New Spinal Muscular Atrophy Drug Is Most Expensive Medicine Ever At $2M
Spinal muscular atrophy is a genetic disorder that affects the area of the nervous system that controls muscle movement. This leads to an inability to voluntarily move muscles which then causes skeletal muscle atrophy.
This genetic disease is caused by a loss of motor neurons, specialized nerve cells that directly control all of your muscle movements. Anything that involves muscle movement of any kind, such lifting a glass or combing your hair, to name a few, are controlled by your motor neurons.
This disease strikes in about 400 babies every year in the U.S. And the medicine for spinal muscular atrophy has recently been approved by US regulators.
The drug, Zolgensma, was developed by Novartis and approved by the Food and Drug Administration last Friday for children aged 2 years old and below. These children are to take a genetic test to identify whether they have any of the four types of spinal muscular atrophy.
Zolgensma will be available within the next two weeks. The therapy is a one-time infusion and will take about an hour. The drug, however, has recently gained quite a bit of attention due to its price.
It’s the most expensive drug ever to be approved by the FDA, coming in at $2.125 million. Novartis claimed it will allow insurers to pay over the course of 5 years, at $425,000 per year, and promises to give partial rebates in the event that the drug does not work.

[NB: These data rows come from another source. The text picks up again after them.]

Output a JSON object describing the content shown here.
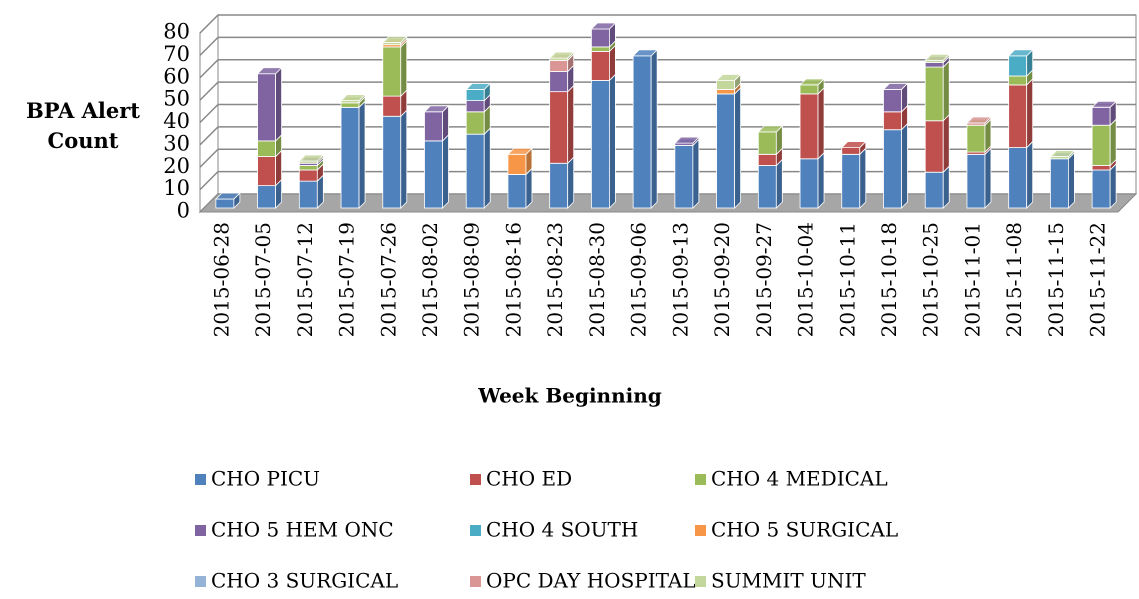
{
  "chart_data": {
    "type": "bar3d_stacked",
    "y_label": "BPA Alert Count",
    "x_label": "Week Beginning",
    "categories": [
      "2015-06-28",
      "2015-07-05",
      "2015-07-12",
      "2015-07-19",
      "2015-07-26",
      "2015-08-02",
      "2015-08-09",
      "2015-08-16",
      "2015-08-23",
      "2015-08-30",
      "2015-09-06",
      "2015-09-13",
      "2015-09-20",
      "2015-09-27",
      "2015-10-04",
      "2015-10-11",
      "2015-10-18",
      "2015-10-25",
      "2015-11-01",
      "2015-11-08",
      "2015-11-15",
      "2015-11-22"
    ],
    "series": [
      {
        "name": "CHO PICU",
        "color": "#4f81bd",
        "values": [
          4,
          10,
          12,
          45,
          41,
          30,
          33,
          15,
          20,
          57,
          68,
          28,
          51,
          19,
          22,
          24,
          35,
          16,
          24,
          27,
          22,
          17
        ]
      },
      {
        "name": "CHO ED",
        "color": "#c0504d",
        "values": [
          0,
          13,
          5,
          0,
          9,
          0,
          0,
          0,
          32,
          13,
          0,
          0,
          0,
          5,
          29,
          3,
          8,
          23,
          1,
          28,
          0,
          2
        ]
      },
      {
        "name": "CHO 4 MEDICAL",
        "color": "#9bbb59",
        "values": [
          0,
          7,
          2,
          2,
          22,
          0,
          10,
          0,
          0,
          2,
          0,
          0,
          0,
          10,
          4,
          0,
          0,
          24,
          12,
          4,
          0,
          18
        ]
      },
      {
        "name": "CHO 5 HEM ONC",
        "color": "#8064a2",
        "values": [
          0,
          30,
          1,
          0,
          0,
          13,
          5,
          0,
          9,
          8,
          0,
          1,
          0,
          0,
          0,
          0,
          10,
          2,
          0,
          0,
          0,
          8
        ]
      },
      {
        "name": "CHO 4 SOUTH",
        "color": "#4bacc6",
        "values": [
          0,
          0,
          0,
          0,
          0,
          0,
          5,
          0,
          0,
          0,
          0,
          0,
          0,
          0,
          0,
          0,
          0,
          0,
          0,
          9,
          0,
          0
        ]
      },
      {
        "name": "CHO 5 SURGICAL",
        "color": "#f79646",
        "values": [
          0,
          0,
          0,
          0,
          1,
          0,
          0,
          9,
          0,
          0,
          0,
          0,
          2,
          0,
          0,
          0,
          0,
          0,
          0,
          0,
          0,
          0
        ]
      },
      {
        "name": "CHO 3 SURGICAL",
        "color": "#95b3d7",
        "values": [
          0,
          0,
          0,
          0,
          0,
          0,
          0,
          0,
          0,
          0,
          0,
          0,
          0,
          0,
          0,
          0,
          0,
          0,
          0,
          0,
          0,
          0
        ]
      },
      {
        "name": "OPC DAY HOSPITAL",
        "color": "#d99694",
        "values": [
          0,
          0,
          0,
          0,
          0,
          0,
          0,
          0,
          5,
          0,
          0,
          0,
          0,
          0,
          0,
          0,
          0,
          0,
          1,
          0,
          0,
          0
        ]
      },
      {
        "name": "SUMMIT UNIT",
        "color": "#c3d69b",
        "values": [
          0,
          0,
          1,
          1,
          1,
          0,
          0,
          0,
          1,
          0,
          0,
          0,
          4,
          0,
          0,
          0,
          0,
          1,
          0,
          0,
          1,
          0
        ]
      }
    ],
    "ylim": [
      0,
      80
    ],
    "yticks": [
      0,
      10,
      20,
      30,
      40,
      50,
      60,
      70,
      80
    ],
    "grid": true
  }
}
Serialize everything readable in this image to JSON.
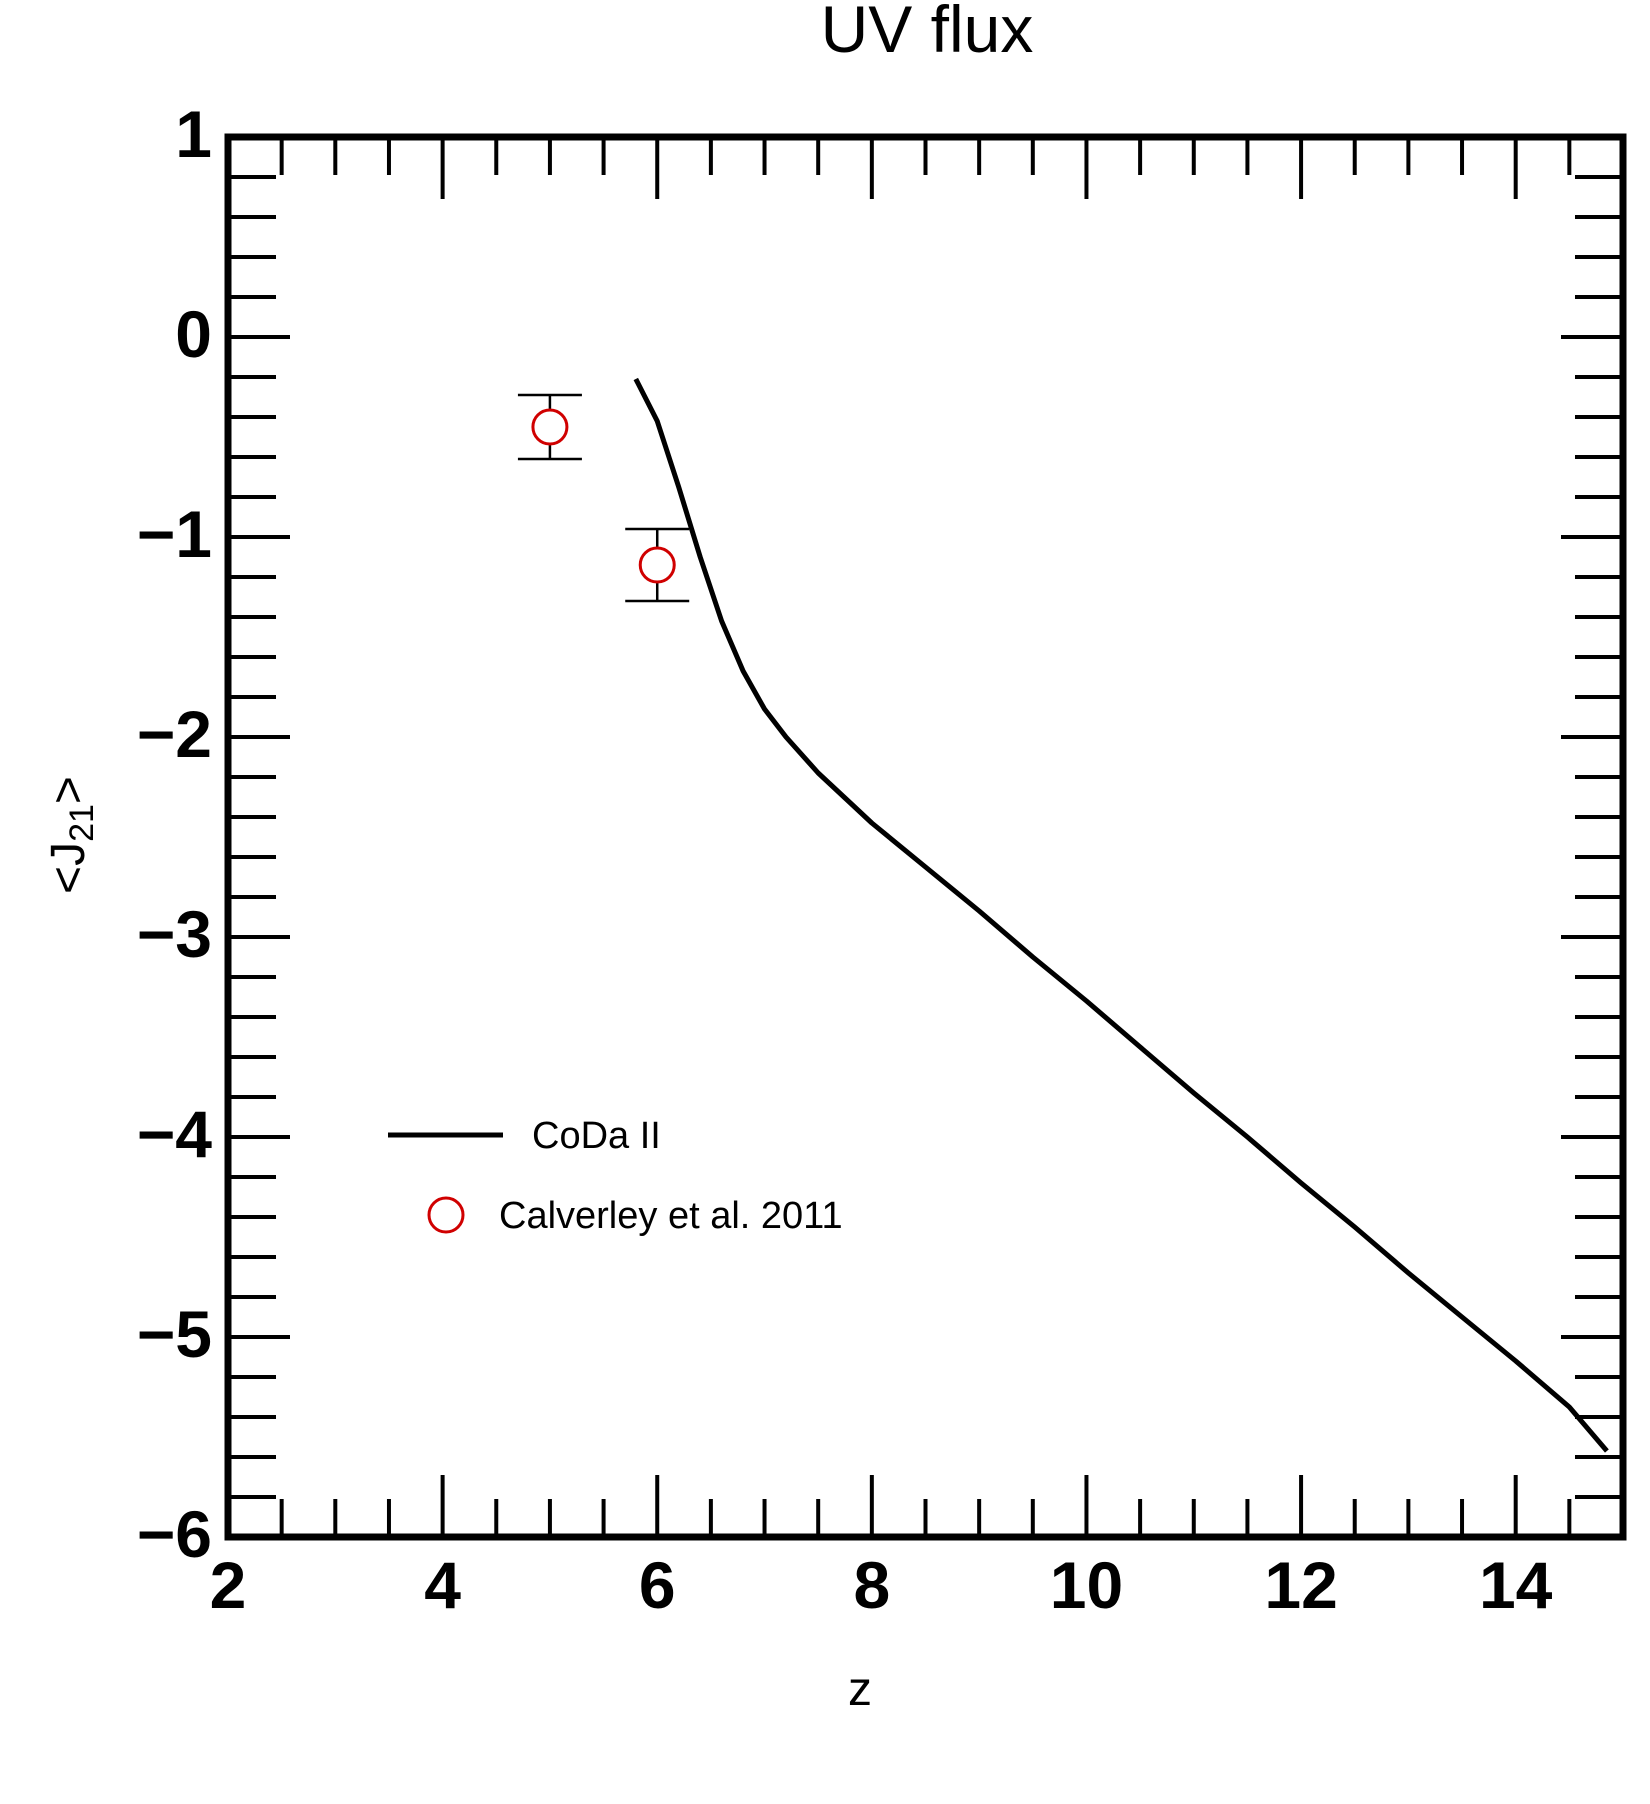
{
  "chart_data": {
    "type": "line",
    "title": "UV flux",
    "xlabel": "z",
    "ylabel": "<J21>",
    "ylabel_parts": {
      "main": "<J",
      "sub": "21",
      "close": ">"
    },
    "xlim": [
      2,
      15
    ],
    "ylim": [
      -6,
      1
    ],
    "x_ticks": [
      2,
      4,
      6,
      8,
      10,
      12,
      14
    ],
    "y_ticks": [
      1,
      0,
      -1,
      -2,
      -3,
      -4,
      -5,
      -6
    ],
    "x_tick_labels": [
      "2",
      "4",
      "6",
      "8",
      "10",
      "12",
      "14"
    ],
    "y_tick_labels": [
      "1",
      "0",
      "−1",
      "−2",
      "−3",
      "−4",
      "−5",
      "−6"
    ],
    "x_minor_step": 0.5,
    "y_minor_step": 0.2,
    "grid": false,
    "legend_placement": "lower-left",
    "series": [
      {
        "name": "CoDa II",
        "kind": "line",
        "color": "#000000",
        "x": [
          5.8,
          6.0,
          6.2,
          6.4,
          6.6,
          6.8,
          7.0,
          7.2,
          7.5,
          7.8,
          8.0,
          8.5,
          9.0,
          9.5,
          10.0,
          10.5,
          11.0,
          11.5,
          12.0,
          12.5,
          13.0,
          13.5,
          14.0,
          14.5,
          14.85
        ],
        "y": [
          -0.21,
          -0.42,
          -0.75,
          -1.1,
          -1.42,
          -1.67,
          -1.86,
          -2.0,
          -2.18,
          -2.33,
          -2.43,
          -2.65,
          -2.87,
          -3.1,
          -3.32,
          -3.55,
          -3.78,
          -4.0,
          -4.23,
          -4.45,
          -4.68,
          -4.9,
          -5.12,
          -5.35,
          -5.57
        ]
      },
      {
        "name": "Calverley et al. 2011",
        "kind": "scatter",
        "color": "#d00000",
        "points": [
          {
            "x": 5.0,
            "y": -0.45,
            "err_low": -0.61,
            "err_high": -0.29
          },
          {
            "x": 6.0,
            "y": -1.14,
            "err_low": -1.32,
            "err_high": -0.96
          }
        ]
      }
    ]
  }
}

Spinraza, the other treatment for the disease that has been approved in the U.S., is priced at $750,000 for the first year of treatment and then $350,000 every year after. Unlike Zolgensma, Spinraza is to be administered during initial treatment and then given every four months after.
With regards to patient testing, babies afflicted with the most severe type of the disease but were given treatment within six months of their birth had limited muscle problems. It seems that when it comes to treatment of spinal muscular atrophy, the earlier the better.
Babies who had spinal muscular atrophy were given Zolgensma after six months and were found to have stopped losing muscle control. The drug, however, was not able to reverse any damage already present.